The purpose of this study was to examine the effectiveness of a new glass polyphosphonate cement (Diamond) for orthodontic banding. Thirty-one subjects underwent in vivo testing to compare the failure rate of bands cemented using the test cement and bands cemented using a conventional glass polyalkenoate cement (Ketac-Cem) over a 6-month period at the beginning of active appliance therapy. In an ex vivo experiment 60 extracted teeth were banded using either the test cement or a glass polyalkenoate cement, and subjected to a debanding force using a Lloyd universal testing machine until failure.

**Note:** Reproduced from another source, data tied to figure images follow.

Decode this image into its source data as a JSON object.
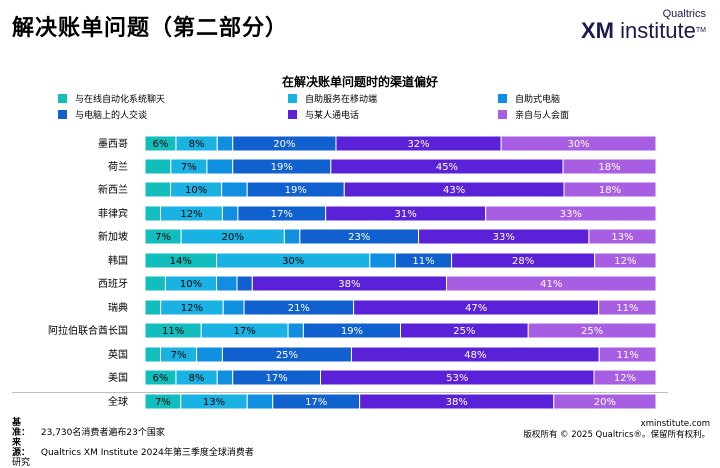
{
  "header": {
    "title": "解决账单问题（第二部分）",
    "logo_top": "Qualtrics",
    "logo_main_bold": "XM",
    "logo_main_rest": " institute",
    "logo_tm": "TM"
  },
  "footer": {
    "base_label": "基准：",
    "base_text": "23,730名消费者遍布23个国家",
    "source_label": "来源：",
    "source_text": "Qualtrics XM Institute 2024年第三季度全球消费者",
    "source_text2": "研究",
    "site": "xminstitute.com",
    "copyright": "版权所有 © 2025 Qualtrics®。保留所有权利。"
  },
  "chart_data": {
    "type": "bar",
    "orientation": "horizontal",
    "stacked": true,
    "percent": true,
    "title": "在解决账单问题时的渠道偏好",
    "legend_position": "top",
    "categories": [
      "墨西哥",
      "荷兰",
      "新西兰",
      "菲律宾",
      "新加坡",
      "韩国",
      "西班牙",
      "瑞典",
      "阿拉伯联合酋长国",
      "英国",
      "美国",
      "全球"
    ],
    "series": [
      {
        "name": "与在线自动化系统聊天",
        "color": "#12bdbd",
        "values": [
          6,
          5,
          5,
          3,
          7,
          14,
          4,
          3,
          11,
          3,
          6,
          7
        ],
        "labels": [
          "6%",
          "",
          "",
          "",
          "7%",
          "14%",
          "",
          "",
          "11%",
          "",
          "6%",
          "7%"
        ]
      },
      {
        "name": "自助服务在移动端",
        "color": "#19b2e3",
        "values": [
          8,
          7,
          10,
          12,
          20,
          30,
          10,
          12,
          17,
          7,
          8,
          13
        ],
        "labels": [
          "8%",
          "7%",
          "10%",
          "12%",
          "20%",
          "30%",
          "10%",
          "12%",
          "17%",
          "7%",
          "8%",
          "13%"
        ]
      },
      {
        "name": "自助式电脑",
        "color": "#108fe0",
        "values": [
          3,
          5,
          5,
          3,
          3,
          5,
          4,
          4,
          3,
          5,
          3,
          5
        ],
        "labels": [
          "",
          "",
          "",
          "",
          "",
          "",
          "",
          "",
          "",
          "",
          "",
          ""
        ]
      },
      {
        "name": "与电脑上的人交谈",
        "color": "#1060cf",
        "values": [
          20,
          19,
          19,
          17,
          23,
          11,
          3,
          21,
          19,
          25,
          17,
          17
        ],
        "labels": [
          "20%",
          "19%",
          "19%",
          "17%",
          "23%",
          "11%",
          "",
          "21%",
          "19%",
          "25%",
          "17%",
          "17%"
        ]
      },
      {
        "name": "与某人通电话",
        "color": "#5a21d8",
        "values": [
          32,
          45,
          43,
          31,
          33,
          28,
          38,
          47,
          25,
          48,
          53,
          38
        ],
        "labels": [
          "32%",
          "45%",
          "43%",
          "31%",
          "33%",
          "28%",
          "38%",
          "47%",
          "25%",
          "48%",
          "53%",
          "38%"
        ]
      },
      {
        "name": "亲自与人会面",
        "color": "#a85ee3",
        "values": [
          30,
          18,
          18,
          33,
          13,
          12,
          41,
          11,
          25,
          11,
          12,
          20
        ],
        "labels": [
          "30%",
          "18%",
          "18%",
          "33%",
          "13%",
          "12%",
          "41%",
          "11%",
          "25%",
          "11%",
          "12%",
          "20%"
        ]
      }
    ],
    "xlim": [
      0,
      100
    ]
  }
}
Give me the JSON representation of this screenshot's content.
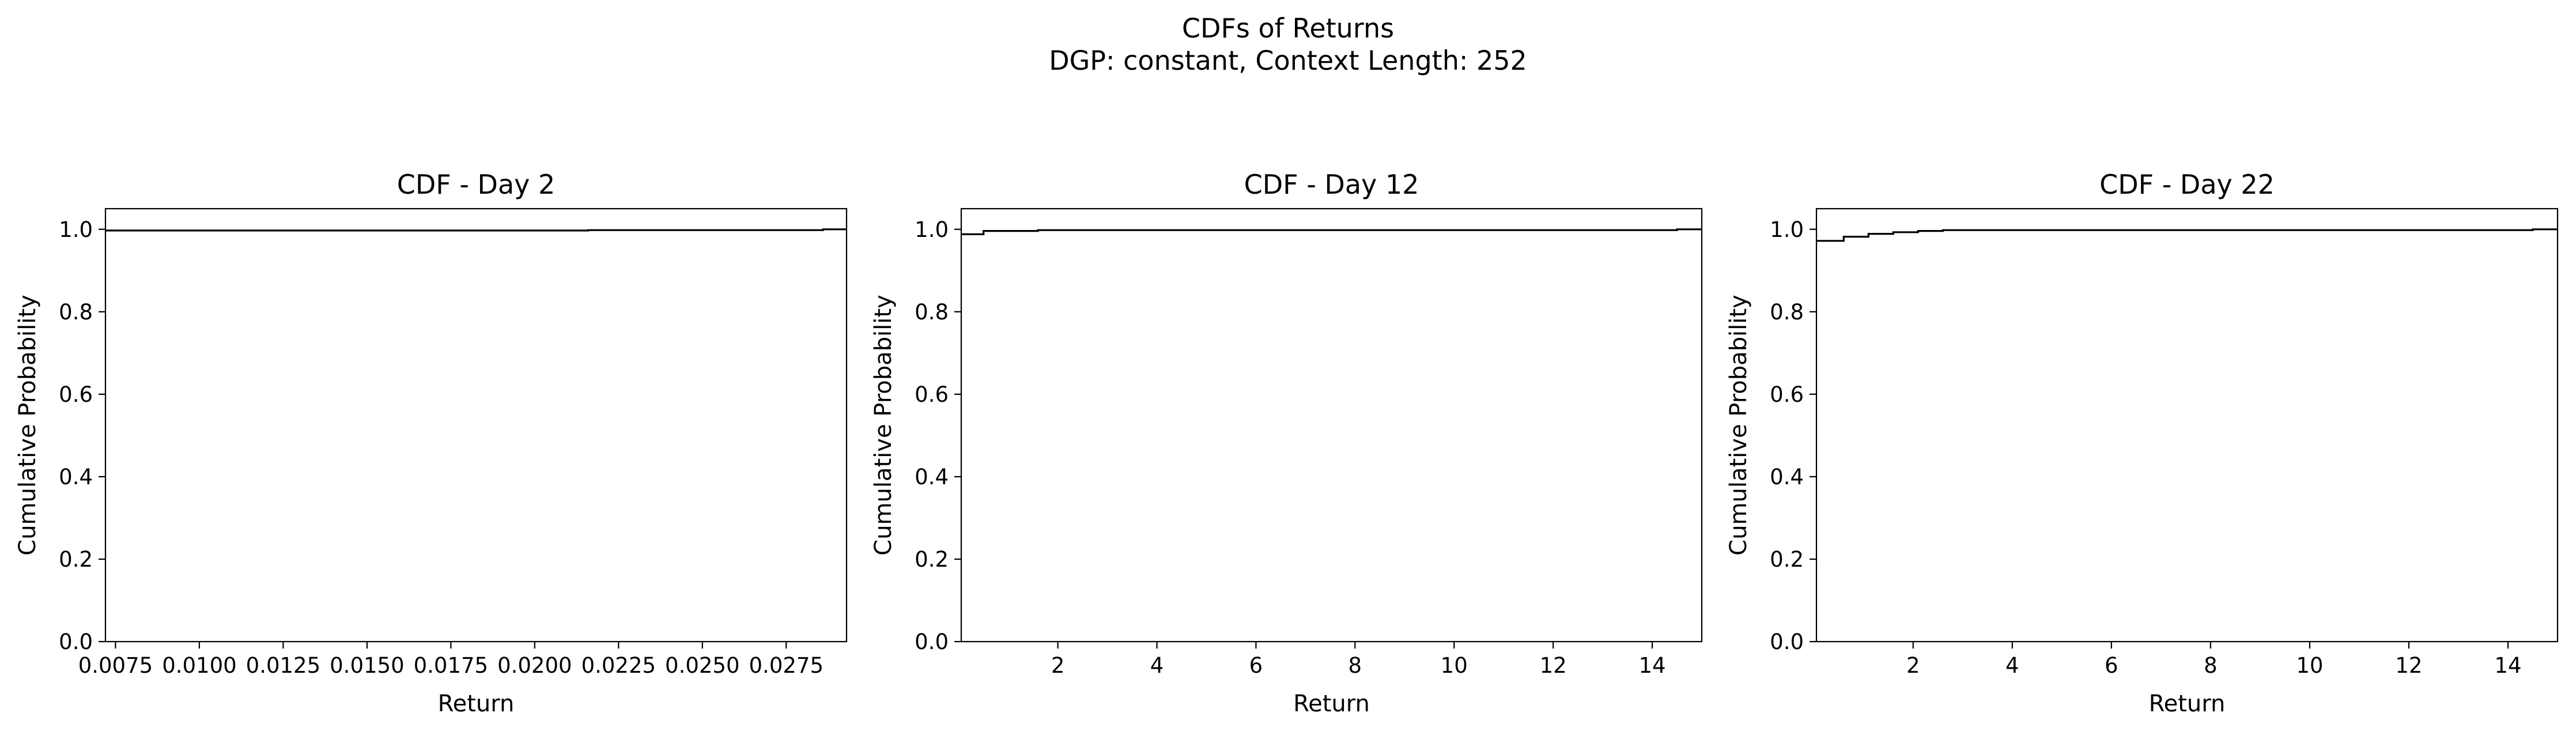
{
  "figure": {
    "title": "CDFs of Returns",
    "subtitle": "DGP: constant, Context Length: 252"
  },
  "chart_data": [
    {
      "type": "line",
      "step": true,
      "title": "CDF - Day 2",
      "xlabel": "Return",
      "ylabel": "Cumulative Probability",
      "xlim": [
        0.0072,
        0.0293
      ],
      "ylim": [
        0.0,
        1.05
      ],
      "xticks": [
        0.0075,
        0.01,
        0.0125,
        0.015,
        0.0175,
        0.02,
        0.0225,
        0.025,
        0.0275
      ],
      "xtick_labels": [
        "0.0075",
        "0.0100",
        "0.0125",
        "0.0150",
        "0.0175",
        "0.0200",
        "0.0225",
        "0.0250",
        "0.0275"
      ],
      "yticks": [
        0.0,
        0.2,
        0.4,
        0.6,
        0.8,
        1.0
      ],
      "ytick_labels": [
        "0.0",
        "0.2",
        "0.4",
        "0.6",
        "0.8",
        "1.0"
      ],
      "grid": false,
      "color": "#000000",
      "x": [
        0.0072,
        0.0216,
        0.0286,
        0.0293
      ],
      "y": [
        0.997,
        0.998,
        1.0,
        1.0
      ]
    },
    {
      "type": "line",
      "step": true,
      "title": "CDF - Day 12",
      "xlabel": "Return",
      "ylabel": "Cumulative Probability",
      "xlim": [
        0.05,
        15.0
      ],
      "ylim": [
        0.0,
        1.05
      ],
      "xticks": [
        2,
        4,
        6,
        8,
        10,
        12,
        14
      ],
      "xtick_labels": [
        "2",
        "4",
        "6",
        "8",
        "10",
        "12",
        "14"
      ],
      "yticks": [
        0.0,
        0.2,
        0.4,
        0.6,
        0.8,
        1.0
      ],
      "ytick_labels": [
        "0.0",
        "0.2",
        "0.4",
        "0.6",
        "0.8",
        "1.0"
      ],
      "grid": false,
      "color": "#000000",
      "x": [
        0.05,
        0.5,
        1.6,
        14.5,
        15.0
      ],
      "y": [
        0.988,
        0.996,
        0.998,
        1.0,
        1.0
      ]
    },
    {
      "type": "line",
      "step": true,
      "title": "CDF - Day 22",
      "xlabel": "Return",
      "ylabel": "Cumulative Probability",
      "xlim": [
        0.05,
        15.0
      ],
      "ylim": [
        0.0,
        1.05
      ],
      "xticks": [
        2,
        4,
        6,
        8,
        10,
        12,
        14
      ],
      "xtick_labels": [
        "2",
        "4",
        "6",
        "8",
        "10",
        "12",
        "14"
      ],
      "yticks": [
        0.0,
        0.2,
        0.4,
        0.6,
        0.8,
        1.0
      ],
      "ytick_labels": [
        "0.0",
        "0.2",
        "0.4",
        "0.6",
        "0.8",
        "1.0"
      ],
      "grid": false,
      "color": "#000000",
      "x": [
        0.05,
        0.6,
        1.1,
        1.6,
        2.1,
        2.6,
        14.5,
        15.0
      ],
      "y": [
        0.972,
        0.982,
        0.989,
        0.993,
        0.996,
        0.998,
        1.0,
        1.0
      ]
    }
  ]
}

In the in vivo study the overall proportion of failure of the bands cemented with each cement was identical at 0.048. However, in the ex vivo study the probability of failure for the glass polyphosphonate cement was significantly higher than for the glass polyalkenoate cement, and the force to deband the glass polyalkenoate cement was greater than that of the glass polyphosphonate cement. In the clinical setting the new glass polyphosphonate cement performed as well as a conventional glass polyalkenoate cement, and these results suggest that it could be used as an alternative cement for orthodontic banding. The results of the ex vivo test bring into question the usefulness of this laboratory test as an indicator of clinical performance.